17      Par ailleurs, la chambre de recours a rejeté l’argumentation de la requérante en ce que celle-ci était fondée sur des exemples de marques enregistrées comportant le mot « sienna ».

18      En second lieu, la chambre de recours a rappelé que, selon la jurisprudence, une marque verbale qui est descriptive des caractéristiques de produits ou de services au sens de l’article 7, paragraphe 1, sous c), du règlement 2017/1001 est nécessairement dépourvue de caractère distinctif au regard de ces mêmes produits ou services, au sens de la même disposition. Partant, en l’espèce, selon la chambre de recours, le signe SIENNA SELECTION, en tant qu’« indication purement descriptive », qui « sera aisément comprise par les consommateurs pertinents », est dépourvu du caractère distinctif nécessaire pour être enregistré au sens de l’article 7, paragraphe 1, sous b), du règlement 2017/1001.

 Conclusions des parties

19      La requérante demande à ce qu’il plaise au Tribunal :

–        annuler la décision attaquée ;

–        condamner l’EUIPO aux dépens.

20      L’EUIPO conclut à ce qu’il plaise au Tribunal :

–        rejeter le recours ;

–        condamner la requérante aux dépens.

 En droit

21      Dans la requête, la requérante invoque deux moyens, tirés, le premier, de la violation de l’article 7, paragraphe 1, sous c), du règlement 2017/1001 et, le second, de la violation de l’article 7, paragraphe 1, sous b), dudit règlement.

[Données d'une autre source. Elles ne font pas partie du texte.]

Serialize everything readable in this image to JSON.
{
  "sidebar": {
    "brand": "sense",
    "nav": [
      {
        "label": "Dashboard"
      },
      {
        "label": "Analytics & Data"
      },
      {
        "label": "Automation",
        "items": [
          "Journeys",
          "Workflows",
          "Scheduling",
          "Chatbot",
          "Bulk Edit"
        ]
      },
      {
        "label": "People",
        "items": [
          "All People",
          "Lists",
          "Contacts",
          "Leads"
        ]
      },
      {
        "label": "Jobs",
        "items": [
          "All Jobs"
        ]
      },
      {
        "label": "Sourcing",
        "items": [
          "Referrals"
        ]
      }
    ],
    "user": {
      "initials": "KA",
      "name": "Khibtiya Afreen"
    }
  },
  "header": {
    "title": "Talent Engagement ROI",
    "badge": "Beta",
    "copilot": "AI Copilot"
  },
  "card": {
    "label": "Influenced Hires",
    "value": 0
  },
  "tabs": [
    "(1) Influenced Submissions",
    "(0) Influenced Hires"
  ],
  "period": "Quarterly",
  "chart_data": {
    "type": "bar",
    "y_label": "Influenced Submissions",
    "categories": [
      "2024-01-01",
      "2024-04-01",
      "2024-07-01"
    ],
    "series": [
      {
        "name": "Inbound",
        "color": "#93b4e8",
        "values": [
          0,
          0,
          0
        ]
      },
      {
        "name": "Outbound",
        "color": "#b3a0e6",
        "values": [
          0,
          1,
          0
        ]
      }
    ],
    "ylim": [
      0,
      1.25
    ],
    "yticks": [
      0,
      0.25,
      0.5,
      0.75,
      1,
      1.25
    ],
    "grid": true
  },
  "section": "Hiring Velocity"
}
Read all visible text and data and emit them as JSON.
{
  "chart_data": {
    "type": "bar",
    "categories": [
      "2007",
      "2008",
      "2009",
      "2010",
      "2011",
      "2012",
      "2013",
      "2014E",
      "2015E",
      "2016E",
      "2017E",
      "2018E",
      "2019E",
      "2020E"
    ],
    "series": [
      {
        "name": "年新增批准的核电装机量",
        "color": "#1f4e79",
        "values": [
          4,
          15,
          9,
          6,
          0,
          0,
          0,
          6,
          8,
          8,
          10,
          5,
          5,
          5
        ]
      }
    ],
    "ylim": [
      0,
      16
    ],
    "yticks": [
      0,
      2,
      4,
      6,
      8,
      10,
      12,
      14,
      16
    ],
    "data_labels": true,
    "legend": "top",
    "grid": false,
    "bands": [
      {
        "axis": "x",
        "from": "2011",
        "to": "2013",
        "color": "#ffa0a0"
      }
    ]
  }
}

 Sur le premier moyen, tiré de la violation de l’article 7, paragraphe 1, sous c), du règlement 2017/1001

22      Le premier moyen invoqué par la requérante se divise en deux griefs.

23      D’une part, la requérante allègue que la chambre de recours n’a pas dûment analysé la perception de la marque demandée par le public pertinent dans la mesure où elle a considéré que cette marque serait perçue en tant que référence à la couleur des produits visés. Plus spécifiquement, les consommateurs ne percevraient pas immédiatement l’élément verbal « sienna » comme le nom d’une couleur, étant donné qu’il ne s’agit pas d’un nom de couleur courant et qu’il aurait plusieurs significations. La chambre de recours aurait fondé son appréciation sur le principe, inexact selon la requérante, selon lequel « lorsqu’ils regardent un signe, les consommateurs cherchent toujours en premier lieu un sens descriptif ». Il n’existerait, en outre, aucun cas d’utilisation courante de cet élément verbal ou de la couleur « sienna » en association avec les produits visés en l’espèce.

24      D’ailleurs, selon la requérante, la couleur ne constitue pas une caractéristique pertinente pour le choix des consommateurs de ces produits, notamment en ce qui concerne la première des trois catégories identifiées par la chambre de recours. À cet égard, la chambre de recours aurait limité « l’explication de la raison pour laquelle [la marque demandée] [était] purement descripti[ve] de la couleur des produits à seulement l’une [de ces] trois catégories ». À suivre le raisonnement de la chambre de recours, juridiquement erroné selon la requérante, tout nom de couleur pourrait être descriptif de toute sorte de produit et les noms de couleurs ne sauraient être enregistrés comme marques.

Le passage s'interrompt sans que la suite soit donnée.